Well, that boy picked my brains dry in short order, and he got up and for a moment I thought he was going to kiss my hand like a Frenchman or a European, but he didn’t. He just thanked me as if I had given him the crown jewels or my hand in marriage, and went out to do the same for Mr. Parker, and all I can say is, I wish one-tenth of the customers showed as much good house breaking.
V
As told by Helmuth Stoye…
Grace … Grace … Grace!
Oh, my little darling, my gentle, my soft little bird with the husky voice. Miss Funny-Brows. Little Miss Teeth. You used to laugh such a special laugh when I made up new names for you, Coral-cache, Cadenza, Viola-voice … and you’ll never laugh again, because I killed you.
I killed you, I killed you.
Yesterday I stopped all the clocks.
I couldn’t stand it. It was wrong; it was a violation. You were dead. I drew the blinds and sat in the dark, not really believing that it had happened—how could it happen? You’re Grace, you’re the humming in the kitchen, the quick footfalls in the foyer as I come up the porch steps.
I think for a while I believed that your coming back was the most real, the most obvious thing; in a moment, any moment, you would come in and kiss the nape of my neck; you would be smelling of vanilla and cut flowers, and you’d laugh at me and together we’d fling up the blinds and let in the light.
And then Tinkle struck—Tinkle, the eight-foot grandfather’s clock with the basso profundo chime.

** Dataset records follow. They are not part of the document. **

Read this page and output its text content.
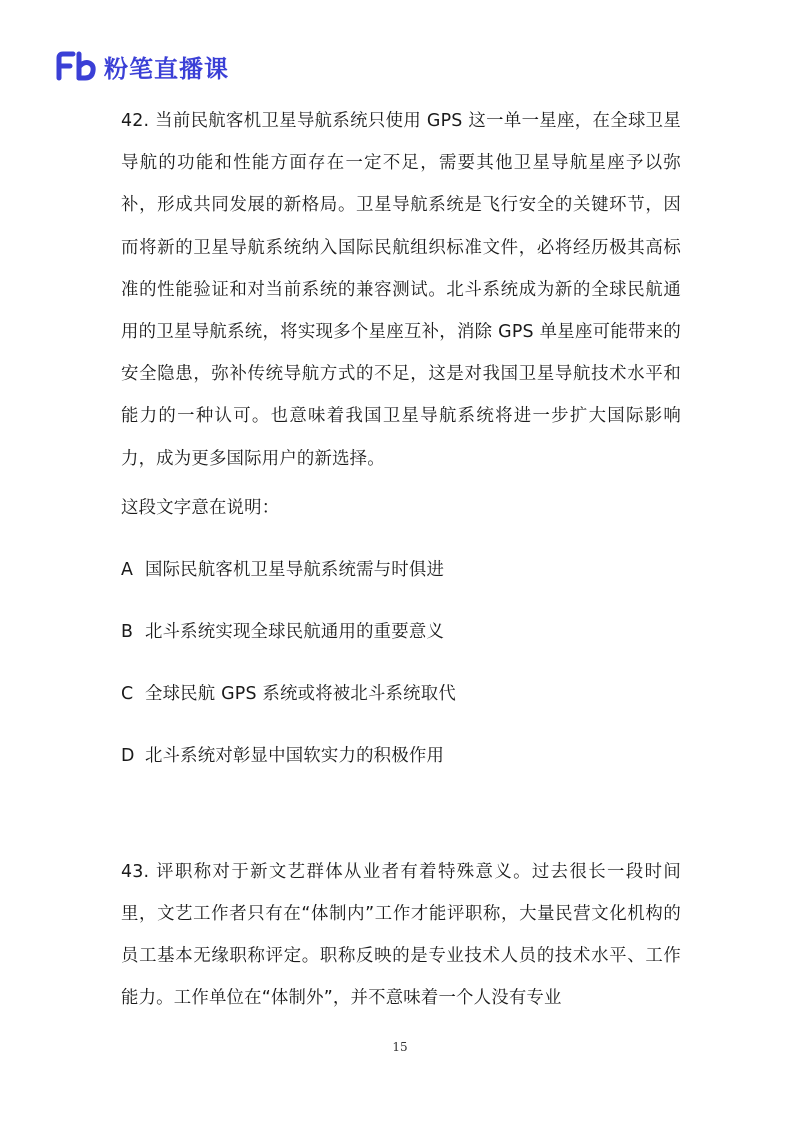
粉笔直播课

42. 当前民航客机卫星导航系统只使用 GPS 这一单一星座，在全球卫星导航的功能和性能方面存在一定不足，需要其他卫星导航星座予以弥补，形成共同发展的新格局。卫星导航系统是飞行安全的关键环节，因而将新的卫星导航系统纳入国际民航组织标准文件，必将经历极其高标准的性能验证和对当前系统的兼容测试。北斗系统成为新的全球民航通用的卫星导航系统，将实现多个星座互补，消除 GPS 单星座可能带来的安全隐患，弥补传统导航方式的不足，这是对我国卫星导航技术水平和能力的一种认可。也意味着我国卫星导航系统将进一步扩大国际影响力，成为更多国际用户的新选择。

这段文字意在说明：
A 国际民航客机卫星导航系统需与时俱进
B 北斗系统实现全球民航通用的重要意义
C 全球民航 GPS 系统或将被北斗系统取代
D 北斗系统对彰显中国软实力的积极作用

43. 评职称对于新文艺群体从业者有着特殊意义。过去很长一段时间里，文艺工作者只有在“体制内”工作才能评职称，大量民营文化机构的员工基本无缘职称评定。职称反映的是专业技术人员的技术水平、工作能力。工作单位在“体制外”，并不意味着一个人没有专业

15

That was when I knew what was real. It was real that you were dead, it was real… .
I got angry at that violation, that sacrilege, that clock. What right had the clock to strike, the hands to move? How could it go on? It was wrong. I got up and stopped it. I think I spoke to it, not harshly, angry as
I was; I said, “You don’t know, do you, Tinkle? No one’s told you yet,” and I caught it by its swinging neck and held it until its ticking brain was quiet.

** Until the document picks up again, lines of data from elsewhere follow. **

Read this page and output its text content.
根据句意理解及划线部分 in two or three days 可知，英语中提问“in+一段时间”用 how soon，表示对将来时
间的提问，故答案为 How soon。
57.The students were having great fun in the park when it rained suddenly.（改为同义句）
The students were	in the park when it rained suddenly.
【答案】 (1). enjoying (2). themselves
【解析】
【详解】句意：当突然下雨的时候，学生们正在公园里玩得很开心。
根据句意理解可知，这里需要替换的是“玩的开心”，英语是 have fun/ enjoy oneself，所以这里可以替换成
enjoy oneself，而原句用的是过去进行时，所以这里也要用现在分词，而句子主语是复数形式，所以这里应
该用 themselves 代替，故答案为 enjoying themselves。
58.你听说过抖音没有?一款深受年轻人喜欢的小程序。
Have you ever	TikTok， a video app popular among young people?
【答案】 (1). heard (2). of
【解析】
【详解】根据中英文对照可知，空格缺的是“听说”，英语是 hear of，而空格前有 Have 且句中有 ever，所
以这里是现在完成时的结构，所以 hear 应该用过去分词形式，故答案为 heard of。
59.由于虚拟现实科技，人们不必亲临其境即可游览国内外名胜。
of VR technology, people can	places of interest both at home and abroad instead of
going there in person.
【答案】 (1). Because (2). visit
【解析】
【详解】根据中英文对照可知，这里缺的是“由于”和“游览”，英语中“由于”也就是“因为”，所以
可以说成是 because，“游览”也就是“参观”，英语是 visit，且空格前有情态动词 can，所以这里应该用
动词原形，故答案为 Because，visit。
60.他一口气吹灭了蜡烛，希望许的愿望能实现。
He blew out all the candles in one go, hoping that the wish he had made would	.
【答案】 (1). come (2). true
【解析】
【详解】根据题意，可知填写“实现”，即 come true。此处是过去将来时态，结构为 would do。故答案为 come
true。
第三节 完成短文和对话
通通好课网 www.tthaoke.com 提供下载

I told all the clocks, one by one, that you were dead—the glowing Seth Thomas ship’s clock, with its heavy threads and its paired syllables, and Drowsy the alarm, and the cuckoo with the cleft palate who couldn’t say anything but “hook-who!”
A truck roared by outside, and I remember the new surge of fury because of it, and then the thought that the driver hadn’t been told yet … and then the mad thought that the news would spread from these silent clocks, from these drawn blinds, spread like a cloud-shadow over the world, and when it touched birds, they would glide to the ground and crouch motionless, with no movement in their jeweled eyes; when it touched machines, they would slow and stop; when it touched flowers they would close themselves into little soft fists and bend to knuckle the earth; when it touched people they would finish that stride, end that sentence, slowing, softening, and would sink down and be still.
There would be no noise or confusion as the world slipped into its stasis, and nothing would grow but silence. And the sun would hang on the horizon with its face thickly veiled, and there would be eternal dusk.
That was yesterday, and I was angry. I am not angry today. It was better, yesterday, the sitting in turmoil and uselessness, the useless raging up and down rooms so hollow, yet still so full of you they would not echo. It got dark, you see, and in good time the blinds were brighter than the walls around them again. I looked out, squinting through grainy eyelids, and saw a man walking by, walking easily, his hands in his pockets, and he was whistling.
After that I could not be angry any more, not at the man, not at the morning. I knew only the great cruel pressure of a fact, a fact worse than the fact of emptiness or of death— the fact that nothing ever stops, that things must go on.